A propos de Claude Monet
Monet dînait chez moi. Nous étions tous les deux dans le salon - et il y avait, par terre, alignés, une douzaine de tableaux, les uns derrière les autres et qui se trouvaient être tous de dos. J'ai toujours eu des tableaux rangés ainsi chez moi - en attendant leur place.

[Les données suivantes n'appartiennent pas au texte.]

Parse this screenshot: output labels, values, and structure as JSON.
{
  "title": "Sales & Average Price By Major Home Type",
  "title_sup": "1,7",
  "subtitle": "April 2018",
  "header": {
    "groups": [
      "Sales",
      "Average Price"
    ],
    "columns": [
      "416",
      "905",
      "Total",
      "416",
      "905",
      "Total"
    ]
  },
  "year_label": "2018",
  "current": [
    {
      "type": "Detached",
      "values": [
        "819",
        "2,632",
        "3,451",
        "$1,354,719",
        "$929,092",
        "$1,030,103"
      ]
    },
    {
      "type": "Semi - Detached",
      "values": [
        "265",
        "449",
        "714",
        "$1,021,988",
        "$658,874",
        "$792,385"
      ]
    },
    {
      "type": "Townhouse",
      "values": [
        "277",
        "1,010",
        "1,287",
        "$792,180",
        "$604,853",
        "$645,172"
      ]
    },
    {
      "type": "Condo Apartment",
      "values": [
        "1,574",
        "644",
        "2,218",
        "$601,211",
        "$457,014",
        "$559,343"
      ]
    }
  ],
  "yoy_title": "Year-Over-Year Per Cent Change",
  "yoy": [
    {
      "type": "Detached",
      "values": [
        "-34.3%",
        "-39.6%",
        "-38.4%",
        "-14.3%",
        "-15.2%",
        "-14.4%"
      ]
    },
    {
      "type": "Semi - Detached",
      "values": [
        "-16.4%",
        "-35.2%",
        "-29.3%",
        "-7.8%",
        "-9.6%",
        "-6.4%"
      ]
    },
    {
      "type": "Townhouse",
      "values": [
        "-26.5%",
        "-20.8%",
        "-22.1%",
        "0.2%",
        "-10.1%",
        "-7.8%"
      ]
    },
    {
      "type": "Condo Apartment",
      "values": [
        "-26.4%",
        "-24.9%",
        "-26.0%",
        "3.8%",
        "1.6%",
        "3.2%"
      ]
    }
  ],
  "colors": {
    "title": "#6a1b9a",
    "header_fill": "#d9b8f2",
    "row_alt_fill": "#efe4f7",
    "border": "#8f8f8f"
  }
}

Monet m'a demandé ce que c'étaient ces tableaux et, un par un, je les lui ai montrés. Il y avait entre autres, deux Bonnard, trois Vuillard, un Roussel et un Pissarro. A chaque tableau, Monet donnait son impression. Il disait :
- Ravissant... j'aime encore mieux celui-là... Voici le plus joli de tous...
Or, parmi ces tableaux, s'était glissée une petite toile que j'avais faite - pour m'amuser - et qui représentait des branches de prunus dans un vase chinois. Je ne l'avais pas signée bien entendu ! Je retournai le petit tableau - et je lui montrai sans rien dire. Alors il fronça les sourcils, se pencha vers la chose et dit :
- Qu'est-ce que c'est que ça ?
Et il répétait :
- Qu'est-ce que c'est que ça ? Non, mais, qu'est-ce que c'est ?... Qu'est-ce que ça veut dire?... Qu'est-ce que ça signifie ?... Ce n'est pas sérieux ?... Ce n'est pas sérieux voyons, qui a fait ça ?
Je répondis :
- C'est moi...
Monet devint extrêmement grave et il me dit le plus sérieusement du monde :
- Ah ! Sacha, je n'aime pas ce que vous venez de me faire... Je vous ai peut-être causé de la peine... Vous m'avez obligé à vous donner mon opinion sur un oeuvre de vous - et c'est très mal de votre part : vous m'avez pris en traître.
Et je vis que Monet était sincèrement désolé. Je tentai de lui expliquer que je n'attachais aucune importance à ma peinture - il me coupa la parole :
- Vous, c'est possible, mais moi je ne plaisante pas avec le travail.
Une heure plus tard, il ne s'en était pas encore remis.
C'est pour cette raison, c'est pour effacer le chagrin qu'il croyait m'avoir fait, qu'il consentit à poser pour moi et que j'ai pu faire son portrait. C'est un tableau très grand. Il y a Monet avec sa palette et son pinceau. Il me regarde. Il est dans un coin du tableau - et tout le reste du tableau est comme une immense toile blanche comme si Monet allait commencer un chef-d'œuvre...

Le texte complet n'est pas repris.